Spatio-temporal models of Australian rainfall and temperature data

Abstract

This thesis presents three essays on the analysis of historical meteorological data in Australia. The Australian Bureau of Meteorology has established a network of more than one thousand stations across Australia that have recordings dating from early last century, resulting in a large dataset of meteorological records. These data provide important information on the dynamics of the Australian climate system and systematic investigation using these data can help us to better understand our climate and prepare for possible changes. The purpose of this thesis is to develop models and methods to analyse such meteorological data from a statistical perspective.

In Chapter 2, a spatia-temporal model is developed based on monthly average temperature data at 177 locations in south-eastern Australia over 40 years. Guided by a preliminary analysis, a model with components dealing with spatial varying mean and seasonality, short-term and long-term temporal trends is built, and the space-time interaction is modelled by the kernel-convolution method. It is shown that the temperature has become warmer in most of the south-eastern Australia during the period under investigation.

In Chapter 3, a new duration-dependent Hidden Markov Model is proposed as an extension to the Hidden Markov Model (HMM) and Non-homogeneous Hidden Markov Model (NHMM) which assumes that the transition probabilities are either constant or only depend on some independent variables. The possibility of duration-dependent effects is formally considered in this chapter where the transition probabilities are allowed to be explicitly correlated to duration - how long the hidden system has been in the current state. This approach is used to model the amount of daily rainfall amount at 5 locations in Darwin, Northern Territory.

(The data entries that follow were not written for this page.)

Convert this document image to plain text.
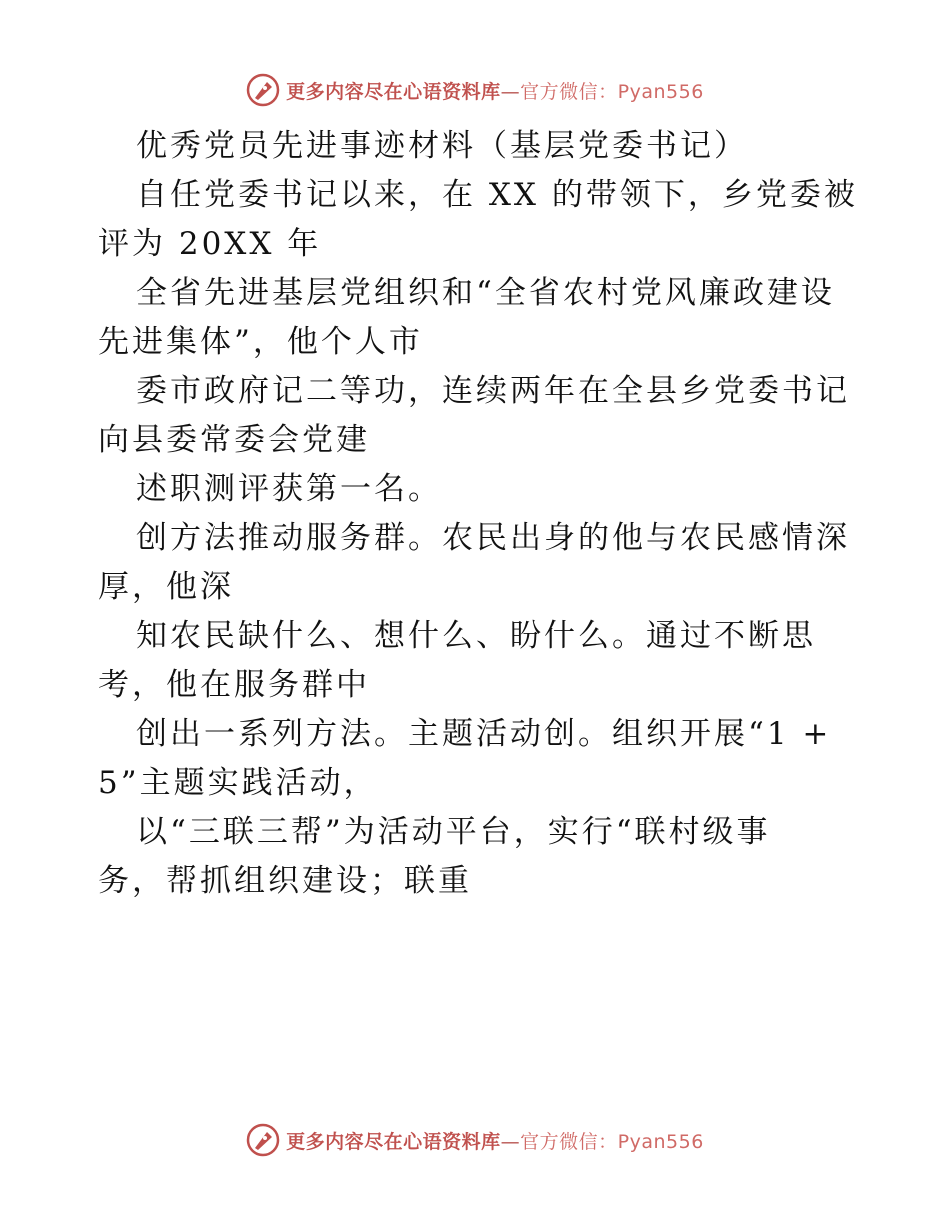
更多内容尽在心语资料库—官方微信：Pyan556
优秀党员先进事迹材料（基层党委书记）
自任党委书记以来，在 XX 的带领下，乡党委被
评为 20XX 年
全省先进基层党组织和“全省农村党风廉政建设
先进集体”，他个人市
委市政府记二等功，连续两年在全县乡党委书记
向县委常委会党建
述职测评获第一名。
创方法推动服务群。农民出身的他与农民感情深
厚，他深
知农民缺什么、想什么、盼什么。通过不断思
考，他在服务群中
创出一系列方法。主题活动创。组织开展“1 +
5”主题实践活动，
以“三联三帮”为活动平台，实行“联村级事
务，帮抓组织建设；联重
更多内容尽在心语资料库—官方微信：Pyan556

For data arising from climate phenomenon, such as the temperature and rainfall data considered here, it is common for outliers to be present. The presence of outliers could unduly influence the results of any analysis that are conducted and make conclusion non-robust. But it is often difficult to detect them simultaneously because of the masking effect. Motivated by this problem, a general method is proposed in Chapter 4 for identifying multiple influential observations in regression models. The ability of this method is tested and illustrated by both a thorough simulation and several examples.